Saturday, October 16, 2010

Buffalo Chicken Penne















Buffalo Chicken Penne
From Carries Sweet Life

1 lb chicken breast, bite size pieces
1 (11 1/2 ounce) can cream of chicken soup
1/2 cup hot sauce
6 ounces mozzarella cheese, shredded (about 1 1/2 cups)
1/2 cup blue cheese, crumbled
1 1/2 cups sour cream
3 cups penne, uncooked

Season chicken salt and pepper and put it in the crock.
Add the chicken soup and hot sauce and stir.
Cook on low 4-6 hours or high 2-3.
Stir in cheeses and sour cream and turn off the crock pot.
Boil pasta according to package instructions, drain well and add to the chicken/sauce mixture.
Stir well and serve!


Changes I Made: First, I did not measure anything. I added enough Frank's Red Hot that I thought Mr D would like it but it wouldn't be too hot for myself. I cooked the chicken on low for 3 hours and it was perfect. I do think our crockpot always cooks faster than the recommended time. I omitted blue cheese. Next time, I would add less sour cream.

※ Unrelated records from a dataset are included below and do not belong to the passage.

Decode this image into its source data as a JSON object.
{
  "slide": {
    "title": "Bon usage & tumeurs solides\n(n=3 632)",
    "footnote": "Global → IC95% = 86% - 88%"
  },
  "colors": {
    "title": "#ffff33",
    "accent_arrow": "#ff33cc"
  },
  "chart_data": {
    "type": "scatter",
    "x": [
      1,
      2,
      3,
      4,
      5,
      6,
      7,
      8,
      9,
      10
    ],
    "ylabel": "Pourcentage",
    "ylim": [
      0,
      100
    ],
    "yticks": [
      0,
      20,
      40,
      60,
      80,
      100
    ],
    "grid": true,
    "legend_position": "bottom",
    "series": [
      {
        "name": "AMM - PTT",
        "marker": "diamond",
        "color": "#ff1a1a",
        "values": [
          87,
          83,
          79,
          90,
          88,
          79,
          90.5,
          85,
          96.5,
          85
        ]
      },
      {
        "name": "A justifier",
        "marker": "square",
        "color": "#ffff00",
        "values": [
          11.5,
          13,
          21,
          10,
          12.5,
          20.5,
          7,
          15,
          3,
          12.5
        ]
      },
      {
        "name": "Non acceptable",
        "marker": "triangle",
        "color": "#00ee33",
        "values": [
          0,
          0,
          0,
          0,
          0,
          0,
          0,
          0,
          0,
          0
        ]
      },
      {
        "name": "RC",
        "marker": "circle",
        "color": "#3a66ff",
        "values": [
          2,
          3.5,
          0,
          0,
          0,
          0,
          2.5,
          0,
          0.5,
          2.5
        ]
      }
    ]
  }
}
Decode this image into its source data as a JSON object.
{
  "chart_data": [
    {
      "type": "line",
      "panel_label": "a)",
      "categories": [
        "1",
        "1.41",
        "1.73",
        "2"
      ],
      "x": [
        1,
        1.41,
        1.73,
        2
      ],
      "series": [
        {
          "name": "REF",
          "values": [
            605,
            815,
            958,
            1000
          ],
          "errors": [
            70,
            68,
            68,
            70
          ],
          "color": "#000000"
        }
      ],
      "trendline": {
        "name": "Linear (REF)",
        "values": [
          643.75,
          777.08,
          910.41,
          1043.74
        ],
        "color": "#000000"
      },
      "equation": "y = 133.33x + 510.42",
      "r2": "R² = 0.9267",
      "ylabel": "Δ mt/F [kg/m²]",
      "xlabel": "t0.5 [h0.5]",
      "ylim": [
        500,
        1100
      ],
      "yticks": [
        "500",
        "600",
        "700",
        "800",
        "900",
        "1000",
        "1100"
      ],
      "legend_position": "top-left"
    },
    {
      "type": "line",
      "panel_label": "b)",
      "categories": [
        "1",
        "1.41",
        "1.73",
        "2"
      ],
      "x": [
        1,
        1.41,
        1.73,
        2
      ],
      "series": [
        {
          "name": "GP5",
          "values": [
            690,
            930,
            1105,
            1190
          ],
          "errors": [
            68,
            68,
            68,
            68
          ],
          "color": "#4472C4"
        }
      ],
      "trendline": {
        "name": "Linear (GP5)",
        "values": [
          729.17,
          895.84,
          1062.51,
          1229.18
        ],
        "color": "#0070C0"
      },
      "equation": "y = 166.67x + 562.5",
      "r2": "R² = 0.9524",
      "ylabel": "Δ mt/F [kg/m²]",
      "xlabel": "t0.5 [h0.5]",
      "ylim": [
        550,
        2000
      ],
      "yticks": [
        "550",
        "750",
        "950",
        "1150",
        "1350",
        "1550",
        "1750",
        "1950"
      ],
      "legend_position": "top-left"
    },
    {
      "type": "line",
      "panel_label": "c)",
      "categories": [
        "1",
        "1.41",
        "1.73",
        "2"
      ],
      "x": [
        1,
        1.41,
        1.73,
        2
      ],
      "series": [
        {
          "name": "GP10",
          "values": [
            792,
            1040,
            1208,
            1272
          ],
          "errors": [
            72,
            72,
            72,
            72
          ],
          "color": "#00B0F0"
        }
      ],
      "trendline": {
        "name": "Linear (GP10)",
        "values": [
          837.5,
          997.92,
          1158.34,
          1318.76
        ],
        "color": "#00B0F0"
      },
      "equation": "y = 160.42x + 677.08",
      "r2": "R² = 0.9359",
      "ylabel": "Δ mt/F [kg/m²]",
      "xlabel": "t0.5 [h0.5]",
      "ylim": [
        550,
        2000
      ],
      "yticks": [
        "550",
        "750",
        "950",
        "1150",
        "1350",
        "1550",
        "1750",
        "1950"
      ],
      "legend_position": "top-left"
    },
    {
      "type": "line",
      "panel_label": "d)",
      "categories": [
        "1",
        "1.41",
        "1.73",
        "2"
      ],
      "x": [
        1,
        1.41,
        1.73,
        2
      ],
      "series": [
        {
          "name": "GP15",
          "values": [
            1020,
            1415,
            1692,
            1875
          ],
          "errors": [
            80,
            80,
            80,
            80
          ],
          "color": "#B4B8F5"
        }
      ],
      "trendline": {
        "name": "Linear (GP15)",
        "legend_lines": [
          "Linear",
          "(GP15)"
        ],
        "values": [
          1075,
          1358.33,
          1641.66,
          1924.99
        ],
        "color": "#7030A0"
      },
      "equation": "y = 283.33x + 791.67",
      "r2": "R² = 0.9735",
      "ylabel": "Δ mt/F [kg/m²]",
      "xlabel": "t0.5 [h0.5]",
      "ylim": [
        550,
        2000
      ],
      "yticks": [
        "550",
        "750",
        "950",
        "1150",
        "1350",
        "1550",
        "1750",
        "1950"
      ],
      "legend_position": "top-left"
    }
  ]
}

The Verdict: This was a hit! We both really enjoyed it. It had enough kick to it that you knew it was buffalo chicken, but it wasn't too spicy that you couldn't enjoy it. I would add less sour cream next time, knowing I was eating that much sour cream kinda made me gag a little.

1 comment:

Elaina Weaver said...

This looks delicious!! I will have to try it.